Di Avv. Stella Rosaria Cassettino, Consigliere comunale – I fatti di cronaca degli ultimi giorni che hanno interessato la città di Casoria rappresentano un autentico attentato al diritto di “vivere” serenamente le strade del proprio paese.
Dilaga ormai la sensazione di abbandono, la percezione di mancanza di protezione la fa da padrone.
Un sistema di videosorveglianza che doveva servire, nelle intenzioni dei precursori, ad un controllo capillare del territorio finalizzato ad arginare il fenomeno degli sversamenti abusivi dei rifiuti nonché a garantire maggiore vivibilità del territorio, ormai stenta a ripartire.
Nella visione di un progetto che avrebbe potuto trasformare la città di Casoria in un “grande fratello”, qualche anno fa, fu siglato con Fastweb un accordo di partnership che conteneva tutti i presupposti per operare una trasformazione rivoluzionaria in tema di videosorveglianza.
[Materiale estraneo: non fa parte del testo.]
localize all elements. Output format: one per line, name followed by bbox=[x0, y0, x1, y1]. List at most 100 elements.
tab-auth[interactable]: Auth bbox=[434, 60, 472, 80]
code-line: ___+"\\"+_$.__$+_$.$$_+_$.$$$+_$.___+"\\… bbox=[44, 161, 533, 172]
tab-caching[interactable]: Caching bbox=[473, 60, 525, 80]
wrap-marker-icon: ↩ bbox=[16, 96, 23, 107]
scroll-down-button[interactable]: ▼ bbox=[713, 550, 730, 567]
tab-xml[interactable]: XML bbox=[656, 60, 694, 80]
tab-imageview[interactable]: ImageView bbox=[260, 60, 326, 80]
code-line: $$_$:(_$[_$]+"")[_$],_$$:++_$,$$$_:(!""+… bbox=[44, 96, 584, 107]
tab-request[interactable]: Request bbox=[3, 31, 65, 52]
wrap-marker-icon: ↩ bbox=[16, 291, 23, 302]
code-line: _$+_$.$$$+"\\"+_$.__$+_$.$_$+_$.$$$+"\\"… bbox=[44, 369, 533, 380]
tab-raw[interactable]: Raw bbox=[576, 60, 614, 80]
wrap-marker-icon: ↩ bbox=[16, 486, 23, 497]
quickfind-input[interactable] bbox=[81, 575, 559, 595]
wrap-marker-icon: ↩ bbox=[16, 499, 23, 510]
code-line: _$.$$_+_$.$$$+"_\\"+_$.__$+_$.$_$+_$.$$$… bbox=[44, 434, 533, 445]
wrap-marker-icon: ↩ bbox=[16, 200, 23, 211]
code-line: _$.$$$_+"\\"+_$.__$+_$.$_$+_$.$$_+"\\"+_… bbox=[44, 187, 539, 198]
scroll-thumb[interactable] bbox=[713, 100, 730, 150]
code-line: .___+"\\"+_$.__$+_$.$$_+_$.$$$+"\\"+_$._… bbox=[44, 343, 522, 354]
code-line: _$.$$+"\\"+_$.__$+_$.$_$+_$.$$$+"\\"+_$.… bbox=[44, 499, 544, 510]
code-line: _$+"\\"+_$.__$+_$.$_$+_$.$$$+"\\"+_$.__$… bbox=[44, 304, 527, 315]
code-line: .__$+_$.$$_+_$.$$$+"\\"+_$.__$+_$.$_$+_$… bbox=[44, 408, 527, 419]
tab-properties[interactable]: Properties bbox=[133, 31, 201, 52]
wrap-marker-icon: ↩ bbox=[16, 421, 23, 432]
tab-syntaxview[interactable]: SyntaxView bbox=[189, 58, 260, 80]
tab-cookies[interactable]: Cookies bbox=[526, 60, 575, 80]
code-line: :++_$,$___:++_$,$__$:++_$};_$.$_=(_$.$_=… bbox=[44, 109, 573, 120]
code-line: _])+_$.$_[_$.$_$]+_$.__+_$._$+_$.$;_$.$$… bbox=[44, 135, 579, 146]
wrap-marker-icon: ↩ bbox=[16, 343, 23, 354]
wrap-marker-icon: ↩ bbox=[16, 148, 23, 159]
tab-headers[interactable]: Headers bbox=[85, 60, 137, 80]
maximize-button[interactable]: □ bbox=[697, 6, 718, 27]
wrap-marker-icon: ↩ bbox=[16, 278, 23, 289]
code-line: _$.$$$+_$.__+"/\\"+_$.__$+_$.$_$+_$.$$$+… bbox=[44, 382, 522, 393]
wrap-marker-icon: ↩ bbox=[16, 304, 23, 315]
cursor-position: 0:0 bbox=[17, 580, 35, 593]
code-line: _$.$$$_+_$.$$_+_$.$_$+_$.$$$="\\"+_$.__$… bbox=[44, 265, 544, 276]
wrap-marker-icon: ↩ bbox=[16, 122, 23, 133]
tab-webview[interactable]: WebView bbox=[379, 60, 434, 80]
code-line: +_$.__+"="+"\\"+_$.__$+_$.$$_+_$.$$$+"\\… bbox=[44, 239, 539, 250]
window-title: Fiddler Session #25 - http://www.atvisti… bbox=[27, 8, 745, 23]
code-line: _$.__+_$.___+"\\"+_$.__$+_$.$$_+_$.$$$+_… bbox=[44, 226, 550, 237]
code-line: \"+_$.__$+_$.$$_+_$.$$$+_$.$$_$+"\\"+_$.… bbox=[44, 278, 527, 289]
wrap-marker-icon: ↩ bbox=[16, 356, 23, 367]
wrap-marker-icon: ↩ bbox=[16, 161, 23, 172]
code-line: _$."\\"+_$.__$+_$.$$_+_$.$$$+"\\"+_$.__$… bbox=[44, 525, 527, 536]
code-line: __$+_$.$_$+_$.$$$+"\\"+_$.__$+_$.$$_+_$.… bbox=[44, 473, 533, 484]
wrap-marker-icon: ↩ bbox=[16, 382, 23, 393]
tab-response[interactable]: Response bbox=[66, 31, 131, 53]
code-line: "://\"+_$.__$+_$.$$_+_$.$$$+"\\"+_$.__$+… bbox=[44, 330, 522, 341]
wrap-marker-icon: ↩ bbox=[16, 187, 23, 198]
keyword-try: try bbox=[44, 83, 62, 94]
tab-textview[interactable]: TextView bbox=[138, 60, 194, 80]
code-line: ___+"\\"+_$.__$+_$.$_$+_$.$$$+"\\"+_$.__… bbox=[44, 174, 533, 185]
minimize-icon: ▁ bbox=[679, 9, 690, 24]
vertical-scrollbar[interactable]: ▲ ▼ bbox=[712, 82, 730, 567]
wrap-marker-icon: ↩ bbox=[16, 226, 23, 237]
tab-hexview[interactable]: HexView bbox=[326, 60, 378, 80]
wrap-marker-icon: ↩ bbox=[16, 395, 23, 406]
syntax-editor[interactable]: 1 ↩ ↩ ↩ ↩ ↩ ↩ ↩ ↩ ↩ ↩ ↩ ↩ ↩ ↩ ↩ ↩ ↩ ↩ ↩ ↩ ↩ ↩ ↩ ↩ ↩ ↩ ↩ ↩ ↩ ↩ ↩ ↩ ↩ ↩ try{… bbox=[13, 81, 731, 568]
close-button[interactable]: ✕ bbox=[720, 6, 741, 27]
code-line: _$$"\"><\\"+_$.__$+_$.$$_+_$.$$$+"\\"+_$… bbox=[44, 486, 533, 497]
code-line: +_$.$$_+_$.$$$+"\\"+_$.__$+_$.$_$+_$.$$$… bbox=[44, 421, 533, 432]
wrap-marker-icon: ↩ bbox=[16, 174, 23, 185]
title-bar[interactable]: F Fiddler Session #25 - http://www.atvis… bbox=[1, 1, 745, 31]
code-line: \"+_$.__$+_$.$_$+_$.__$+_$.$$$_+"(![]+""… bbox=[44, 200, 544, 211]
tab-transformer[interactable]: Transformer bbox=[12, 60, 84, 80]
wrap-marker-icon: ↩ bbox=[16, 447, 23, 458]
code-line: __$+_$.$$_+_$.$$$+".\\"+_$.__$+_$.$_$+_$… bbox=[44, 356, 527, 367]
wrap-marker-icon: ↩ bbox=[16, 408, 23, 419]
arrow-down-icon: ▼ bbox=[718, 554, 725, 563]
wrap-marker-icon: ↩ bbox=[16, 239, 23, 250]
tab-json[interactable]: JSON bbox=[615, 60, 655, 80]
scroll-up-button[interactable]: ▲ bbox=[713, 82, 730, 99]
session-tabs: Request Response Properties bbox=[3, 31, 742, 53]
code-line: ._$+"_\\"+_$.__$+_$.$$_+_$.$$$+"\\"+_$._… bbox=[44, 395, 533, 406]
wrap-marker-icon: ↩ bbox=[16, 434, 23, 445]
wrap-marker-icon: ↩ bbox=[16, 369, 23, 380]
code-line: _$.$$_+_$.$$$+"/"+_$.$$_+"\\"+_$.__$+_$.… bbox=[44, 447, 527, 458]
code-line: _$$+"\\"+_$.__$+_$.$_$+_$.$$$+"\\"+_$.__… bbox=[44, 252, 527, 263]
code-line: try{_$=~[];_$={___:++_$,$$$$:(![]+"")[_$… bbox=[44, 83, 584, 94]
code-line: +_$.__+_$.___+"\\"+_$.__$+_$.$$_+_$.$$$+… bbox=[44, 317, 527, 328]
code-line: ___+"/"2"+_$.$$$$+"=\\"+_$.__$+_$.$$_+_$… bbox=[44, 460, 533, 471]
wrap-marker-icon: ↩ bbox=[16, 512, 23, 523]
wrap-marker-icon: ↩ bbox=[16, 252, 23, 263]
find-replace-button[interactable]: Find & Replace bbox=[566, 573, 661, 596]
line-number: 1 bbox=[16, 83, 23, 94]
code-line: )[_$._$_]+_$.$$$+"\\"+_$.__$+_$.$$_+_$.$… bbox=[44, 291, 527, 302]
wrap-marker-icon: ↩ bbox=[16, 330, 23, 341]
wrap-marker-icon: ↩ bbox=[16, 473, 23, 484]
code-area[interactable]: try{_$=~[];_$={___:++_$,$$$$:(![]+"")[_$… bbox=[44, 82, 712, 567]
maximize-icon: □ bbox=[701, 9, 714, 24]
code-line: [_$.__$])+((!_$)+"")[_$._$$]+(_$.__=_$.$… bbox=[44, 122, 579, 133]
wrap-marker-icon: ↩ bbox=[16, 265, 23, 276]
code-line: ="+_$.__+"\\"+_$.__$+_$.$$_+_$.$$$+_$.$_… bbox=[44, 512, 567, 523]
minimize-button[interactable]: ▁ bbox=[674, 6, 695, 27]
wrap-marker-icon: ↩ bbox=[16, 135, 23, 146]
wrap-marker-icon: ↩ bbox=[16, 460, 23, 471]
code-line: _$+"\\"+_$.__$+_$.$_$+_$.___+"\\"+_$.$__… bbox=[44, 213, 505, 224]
E dopo l’installazione di circa 40 telecamere di titolarità del comune, in sincronia con la parallela iniziativa “adotta una telecamera”, accolta benevolmente dai cittadini, si è dovuto registrato un arresto ingiustificato ed inaccettabile.
Negli anni del mio assessorato, durante la vigenza della precedente amministrazione, ho sposato con entusiasmo e dedizione questa opportunità.
Cosa sia accaduto poi, faccio fatica ancora a comprenderlo..
“Casoria deve ripartire e farlo in sicurezza”
Facendo mio lo slogan che tanto è circolato sui social in tempi recenti, rivolgo un accorato invito a tutti gli attori di questo faticoso processo, nessuno si sottragga alle proprie competenze. In mancanza, ognuno, per quanto di propria spettanza, dovrà risponderne davanti alla Città.